Sir Andrew Strauss has warned that English cricket needs to be ready to react as the “tectonic plates” of the world game continue to shift.

Speaking ahead of this week’s Lord’s Test against South Africa, during which the home of cricket will once again turn ‘red for Ruth’ in honour of the former England captain’s late wife and the foundation he set up in her name, Strauss acknowledged the established order was under threat.

With Twenty20 leagues demanding more and more time in the calendar, Test cricket’s primacy on the wane outside of the so-called ‘big three’ of England, India and Australia and players increasingly being forced to choose a path, the outlook is altering rapidly.

And Strauss, who is chairing a high-performance review at the England and Wales Cricket Board in his role as strategic advisor, accepts the governing body has work to do the protect its status.

“The game of cricket has changed and evolved and developed since the beginning of time but it definitely feels like, right at the moment, the rate of change is increasing,” he said.

“The proliferation of T20 leagues and the shifting tectonic plates is a very live issue – the cricket world around us is changing unbelievably quickly.

“Every day, every week, every month, we’re seeing a new example of how that world is changing around us. And I suppose one thing that we’re having to ask ourselves the questions of in this country is, where does our game fit into all of that?

“I think one of the things that we need to be conscious of in the game in this country is we have to be nimble and adaptable. We can’t afford to be slow moving and have our heads in the sand.

“I think that’s really important that we set ourselves up in this country, we set the game up in a way that allows us to be flexible and adaptable. Because if players have got many opportunities, which some of our players have, they will always look at those opportunities side by side won’t they and decide what’s best for them and you don’t hold that against them.”

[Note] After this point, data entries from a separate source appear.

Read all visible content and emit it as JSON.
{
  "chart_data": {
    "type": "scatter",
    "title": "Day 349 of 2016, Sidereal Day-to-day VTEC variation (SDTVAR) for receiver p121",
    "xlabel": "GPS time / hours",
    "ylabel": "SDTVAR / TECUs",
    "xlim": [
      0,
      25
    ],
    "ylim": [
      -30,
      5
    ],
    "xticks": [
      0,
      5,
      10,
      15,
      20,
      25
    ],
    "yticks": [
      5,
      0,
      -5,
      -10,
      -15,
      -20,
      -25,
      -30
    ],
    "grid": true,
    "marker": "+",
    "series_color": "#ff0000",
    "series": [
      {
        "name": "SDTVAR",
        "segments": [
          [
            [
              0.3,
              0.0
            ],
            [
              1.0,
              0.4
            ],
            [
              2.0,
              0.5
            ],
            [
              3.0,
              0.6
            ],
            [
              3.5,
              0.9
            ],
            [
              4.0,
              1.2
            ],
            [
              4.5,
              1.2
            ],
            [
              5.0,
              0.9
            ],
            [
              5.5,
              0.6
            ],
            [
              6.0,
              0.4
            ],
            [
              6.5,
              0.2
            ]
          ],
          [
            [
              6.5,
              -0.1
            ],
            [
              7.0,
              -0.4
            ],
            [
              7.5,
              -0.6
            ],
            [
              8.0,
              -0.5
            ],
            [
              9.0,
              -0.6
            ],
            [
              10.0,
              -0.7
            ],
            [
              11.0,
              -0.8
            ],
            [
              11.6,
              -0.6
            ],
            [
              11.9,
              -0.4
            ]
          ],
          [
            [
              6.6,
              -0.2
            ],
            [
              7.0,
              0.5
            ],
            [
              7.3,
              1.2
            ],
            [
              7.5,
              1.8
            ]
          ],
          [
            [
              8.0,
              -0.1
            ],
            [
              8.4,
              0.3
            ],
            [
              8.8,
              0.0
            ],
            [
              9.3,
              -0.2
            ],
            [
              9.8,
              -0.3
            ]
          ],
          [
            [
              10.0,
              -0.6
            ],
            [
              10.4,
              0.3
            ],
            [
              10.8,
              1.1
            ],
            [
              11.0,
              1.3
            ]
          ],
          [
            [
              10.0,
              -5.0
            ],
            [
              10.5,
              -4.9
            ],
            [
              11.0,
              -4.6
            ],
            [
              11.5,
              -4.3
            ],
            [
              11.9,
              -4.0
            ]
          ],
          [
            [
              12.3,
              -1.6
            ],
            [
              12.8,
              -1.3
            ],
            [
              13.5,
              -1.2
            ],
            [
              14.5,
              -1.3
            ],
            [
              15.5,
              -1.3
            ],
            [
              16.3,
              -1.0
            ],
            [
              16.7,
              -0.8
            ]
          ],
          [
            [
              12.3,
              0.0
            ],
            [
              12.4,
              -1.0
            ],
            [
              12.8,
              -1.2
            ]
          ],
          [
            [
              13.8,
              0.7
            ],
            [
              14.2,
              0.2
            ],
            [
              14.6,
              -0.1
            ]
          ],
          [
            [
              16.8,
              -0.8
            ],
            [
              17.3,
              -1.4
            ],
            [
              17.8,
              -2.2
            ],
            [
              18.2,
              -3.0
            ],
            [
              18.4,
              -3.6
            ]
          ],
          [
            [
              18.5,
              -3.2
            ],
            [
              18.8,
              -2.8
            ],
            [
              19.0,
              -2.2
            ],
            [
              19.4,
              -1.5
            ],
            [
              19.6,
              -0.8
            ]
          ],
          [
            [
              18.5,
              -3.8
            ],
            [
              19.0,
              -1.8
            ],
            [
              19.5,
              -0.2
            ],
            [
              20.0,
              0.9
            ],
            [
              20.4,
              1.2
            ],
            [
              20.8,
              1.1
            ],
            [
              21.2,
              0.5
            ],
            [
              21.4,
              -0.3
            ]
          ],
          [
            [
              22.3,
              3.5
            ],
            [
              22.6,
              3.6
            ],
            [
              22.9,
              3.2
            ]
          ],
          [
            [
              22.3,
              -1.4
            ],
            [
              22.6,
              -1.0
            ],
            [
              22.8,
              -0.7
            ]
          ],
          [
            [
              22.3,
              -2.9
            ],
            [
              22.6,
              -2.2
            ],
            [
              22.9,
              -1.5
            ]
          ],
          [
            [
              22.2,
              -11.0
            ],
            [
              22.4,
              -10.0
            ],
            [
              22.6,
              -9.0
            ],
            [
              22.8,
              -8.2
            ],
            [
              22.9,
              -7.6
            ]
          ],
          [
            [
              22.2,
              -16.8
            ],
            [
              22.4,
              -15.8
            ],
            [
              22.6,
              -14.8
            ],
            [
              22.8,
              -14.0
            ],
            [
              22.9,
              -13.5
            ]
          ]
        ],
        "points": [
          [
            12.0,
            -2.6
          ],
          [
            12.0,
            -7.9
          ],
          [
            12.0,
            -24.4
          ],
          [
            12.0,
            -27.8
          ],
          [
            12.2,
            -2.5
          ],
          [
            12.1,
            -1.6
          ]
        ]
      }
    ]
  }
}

“So we need to continue promoting all the brilliant things that cricket in this country offers players – we want to have a strong vibrant domestic game and we want to make sure the players are playing the right balance of formats as well, so that it’s not all drifting down that white-ball short form route.

“There’s still plenty of players that want to commit and challenge themselves to be the best Test cricketers they can be.

Last year’s Red For Ruth day at Lord’s was a success for the charity (Zac Goodwin/PA) (PA Archive)

“For the most part, cricketers have it as good as they’ve ever had it at the moment, in terms of financial opportunities, but also opportunities to do great things and be remembered for what you do – which is equally important.”

In the more immediate term, Strauss’ energies will be poured into delivering the Ruth Strauss Foundation’s fourth annual fundraising and awareness event.

Once again, players, supporters and fans will be turning out in red in support of the charity’s work supporting the families of those affected by non-smoking lung cancers.

“Every year we’ve just been blown away by the support we’ve received. It’s always surpassed our expectations,” he said.

“One thing we’re focussed on is delivering on the mission and in order to do that we need funds to allow us to do that.

“We know we’ll get fantastic support again this year and hopefully, as we’ve said every year, the Red For Ruth day and the Test match adds to the spectacle of the cricket as well and therefore it makes the whole thing a great occasion as well as a fundraising thing for us.

“If it’s a cause that registers and connects with people I’m sure they’ll want to support it. Hopefully people remain connected to the cause.

“Anyone who has a family, the idea of losing a parent is an awful situation to go through so if we can make that journey easier for people, as brutal as it is, it’s worth us spending the time to try and facilitate that.”